Sun may be behind our wicked weatherThor’s hammer is something that electrical engineers would love to have. Today’s technology does not have a material that can sustain the power of a lightening bolt. When Thor calls on lightening and stomps like thunder with Mjölnir, the concept is his hammer is made of magic and a material that must be magnetically in tuned with electrical energy.

In some parts of the universe, the electromagnetic waveform is emitted by stars.

Satellites in space can catch patterns from these stars. Our sun recently revealed its ability to hurl lightening towards the United Kingdom by magnetically bending the Earth’s magnetosphere and letting charged particles run their course through the upper atmosphere.

Researchers from England’s University of Reading realized this was due to the heliospheric magnetic field (HMF). Earth and the sun have magnetic fields that shove one another for their own space. Like siblings fighting for the same land, they both want to occupy a geometry plane found 3 degrees into the equator of the sun where the Earth revolves.

The span of the sun’s magnetic field is superior to the Earth’s. At the times when it influences lightening the most, the sun’s magnetic field is facing away from the Earth. This causes the Earth’s magnetosphere to follow the direction of the HMF, which in turn, causes the magnetic fields protecting the Earth to become thin and even break around global locations.

There is a fascinating thing about the Earth’s position relative to the sun, though. Because the planet revolves around the sun, as opposed to being stationary like the sun, it always has to compensate for the hot and cold dynamics forming on the planet as temperatures change when energy flows in or out by pressure changes. In other words, daytime and night time or simply a rotation. This is what the First Law of Thermodynamics is all about.

Isobars are used in meteorology to define weather patterns. Fred Hafer’s oceanography class at SWC explores how hot temperatures move to a right angle against the cold. On Earth this effect created the conveyor belt system which circulates the ocean currents.

Scientists long ago figured out that this natural right angle effect actually creates a spin. Soon after, the vortex was discovered. Modern meteorology was created when the math of all these right angles began making sense about the larger structures in the atmosphere such as currents and storms.

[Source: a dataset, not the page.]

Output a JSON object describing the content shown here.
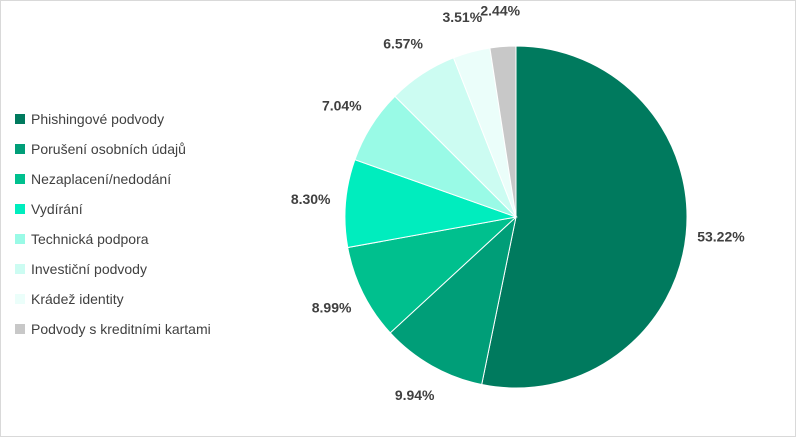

Hot follows cold and the way cold flows dictates how hot follows. In Hinduism, a samsara is to go full circle. In the Marvel universe, Thor takes his hammer by the strap and twirls it in the air. Hurricanes twirl in air and they come with lighting and thunder.

In October, Hurricane Patricia smashed Mexico, Olaf appeared in Hawaii and the islands in Micronesia had a potential typhoon forming at the same time.

At the time of these events, five powerful electromagnetic storms occurred on the equator of the sun. These were caused by sunspot episodes, during a time the Earth is under solar minima, which means the sun had not been producing many sunspots at all. As the coldest areas of the sun, sunspots naturally repel the hot solar surface and jet all the surface energy with a right hook up into the atmosphere, accelerating the energy particles further and faster into space. Any solar activity headed towards the same plane of the Earth increases the likelihood of direct impact.

Unfortunately, if Loki, the evil brother of Thor, had to show up, it would be here. Solar physics can seem counterintuitive within nature. Not everything is what it seems. There are currently no weather models that take into account the geophysical properties of sun along with the data of Earth’s climate and chemistry in real time.  It is a work in progress that dates back to Galileo.

In 2015, National Oceanic and Atmospheric Administration, NASA and U.S. Air Force launched a deep space climate observatory (DSCOVR) satellite operating with sensors facing the sun and the Earth at the same time. It hopes to unlock some mysteries and secrets of our universe…maybe even how Thor’s hammer works.